Le
Ministère de la Santé lancera, le 15 septembre, une nouvelle campagne -
"La
meilleure contraception, c'est celle que l'on choisit" - pour
initier une nouvelle "culture contraceptive". L'objectif est de
réduire le nombre de grossesse non désirées en promouvant une "contraception
efficace", c'est-à-dire "une contraception choisie et adaptée à
sa situation personnelle et affective". La campagne se compose d'un
film TV avec pour message : "il y a pleins de façons de s'aimer, il y
a plein de moyens de contraception", d'une campagne radio, de la
création d'un site Internet (www.choisirsacontraception.fr),
d'une brochure diffusée à 6 millions d'exemplaires, de l'ouverture d'un
numéro gratuit... Le Ministère prévoit aussi de mener des campagnes
spécifiques auprès des adolescents, des populations vivant dans les DOM,
des professionnels de santé et des relais associatifs.
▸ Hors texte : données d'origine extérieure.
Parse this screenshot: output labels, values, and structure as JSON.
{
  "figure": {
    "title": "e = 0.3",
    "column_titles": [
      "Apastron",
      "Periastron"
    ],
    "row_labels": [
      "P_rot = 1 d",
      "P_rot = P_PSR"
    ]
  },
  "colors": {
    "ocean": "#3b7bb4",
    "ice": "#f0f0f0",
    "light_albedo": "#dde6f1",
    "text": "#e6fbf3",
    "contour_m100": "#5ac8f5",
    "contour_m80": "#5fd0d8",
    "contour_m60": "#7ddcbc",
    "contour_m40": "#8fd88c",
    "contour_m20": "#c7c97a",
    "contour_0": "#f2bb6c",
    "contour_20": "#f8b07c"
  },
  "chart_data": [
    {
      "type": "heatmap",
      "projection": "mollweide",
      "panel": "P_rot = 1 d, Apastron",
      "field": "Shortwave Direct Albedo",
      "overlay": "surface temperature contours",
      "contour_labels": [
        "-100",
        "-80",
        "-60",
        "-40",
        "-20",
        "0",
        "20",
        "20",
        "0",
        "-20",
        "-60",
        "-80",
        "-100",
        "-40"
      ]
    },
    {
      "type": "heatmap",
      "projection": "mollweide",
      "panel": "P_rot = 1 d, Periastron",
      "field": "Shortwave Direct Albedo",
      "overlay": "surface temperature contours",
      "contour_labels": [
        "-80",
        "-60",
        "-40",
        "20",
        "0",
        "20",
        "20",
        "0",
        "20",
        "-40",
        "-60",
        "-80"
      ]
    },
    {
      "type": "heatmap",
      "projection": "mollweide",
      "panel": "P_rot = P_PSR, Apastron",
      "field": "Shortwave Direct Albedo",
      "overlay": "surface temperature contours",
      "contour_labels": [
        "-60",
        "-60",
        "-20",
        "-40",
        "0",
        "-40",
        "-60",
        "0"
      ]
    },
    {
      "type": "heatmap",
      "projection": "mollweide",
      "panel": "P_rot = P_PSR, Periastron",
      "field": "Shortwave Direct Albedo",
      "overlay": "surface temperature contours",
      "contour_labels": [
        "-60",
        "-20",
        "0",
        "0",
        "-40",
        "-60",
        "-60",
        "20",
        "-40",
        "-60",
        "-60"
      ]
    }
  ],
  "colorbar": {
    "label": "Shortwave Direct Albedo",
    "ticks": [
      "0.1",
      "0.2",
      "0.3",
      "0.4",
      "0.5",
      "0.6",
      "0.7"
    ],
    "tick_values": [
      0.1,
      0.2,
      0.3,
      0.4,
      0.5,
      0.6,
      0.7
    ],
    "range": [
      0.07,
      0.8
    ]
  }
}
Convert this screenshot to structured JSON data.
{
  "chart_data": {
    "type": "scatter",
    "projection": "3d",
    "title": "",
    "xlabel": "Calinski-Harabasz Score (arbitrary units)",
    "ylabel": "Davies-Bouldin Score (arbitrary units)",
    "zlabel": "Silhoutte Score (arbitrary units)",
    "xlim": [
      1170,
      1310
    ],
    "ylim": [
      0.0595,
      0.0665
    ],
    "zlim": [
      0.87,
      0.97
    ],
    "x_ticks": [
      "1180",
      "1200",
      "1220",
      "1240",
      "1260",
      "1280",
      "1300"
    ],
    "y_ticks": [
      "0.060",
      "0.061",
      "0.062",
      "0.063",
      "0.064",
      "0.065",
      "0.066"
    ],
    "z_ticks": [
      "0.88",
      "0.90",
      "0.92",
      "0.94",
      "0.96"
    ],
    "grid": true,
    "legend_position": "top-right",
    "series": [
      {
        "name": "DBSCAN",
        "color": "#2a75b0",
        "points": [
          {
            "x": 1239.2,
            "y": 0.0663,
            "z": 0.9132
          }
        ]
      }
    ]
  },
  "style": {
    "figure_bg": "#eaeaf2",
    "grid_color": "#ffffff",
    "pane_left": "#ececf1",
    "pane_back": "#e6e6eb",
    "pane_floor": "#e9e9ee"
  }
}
Cette campagne fait suite au
constat unanime qu'il y a trop d'avortements en France (200 000 par an),
et ce malgré un très large usage des moyens de contraception (la France
a un des taux de contraception les plus élevés au monde). Sur trois
grossesses non prévues, deux arrivent chez des femmes qui déclarent
utiliser un moyen contraceptif et la moitié de ces grossesses se
terminent par un avortement. Pour les chercheurs, cette situation qui
associe à la fois une large diffusion des moyens de contraception à un
nombre d'avortements élevé est "paradoxale". Une étude montre que
la proportion de femmes utilisant des contraceptifs qui avortent est
largement majoritaire puisque seulement 28% des femmes qui avortent
déclarent ne pas utiliser de contraceptifs.*
Selon l'Institut national de
prévention et d'éducation pour la Santé (INPES), le moyen de
contraception le plus utilisé par les Françaises est la pilule (60%). A
propos de la pilule, une étude publiée dans le British Medical
Journal montre que l'usage de la pilule à court terme n'augmente par
le risque de cancer, mais le risque de survenue d'un cancer augmente
avec l'usage de la pilule à long terme. D'après cette étude, les femmes
qui prennent la pilule pendant plus de 8 ans augmente de 22% le risque
d'avoir un cancer.
Afin de prévenir l'avortement, des
parents diffusent un documentaire intitulé "La vie est en nous",
outil d'information qui traite notamment des traumatismes liés à
l'avortement. Chaque jour, une séquence du film est mis en ligne sur
Daily Motion (www.dailymotion.com/video/x2yjsq_la-vie-29-javorte_family).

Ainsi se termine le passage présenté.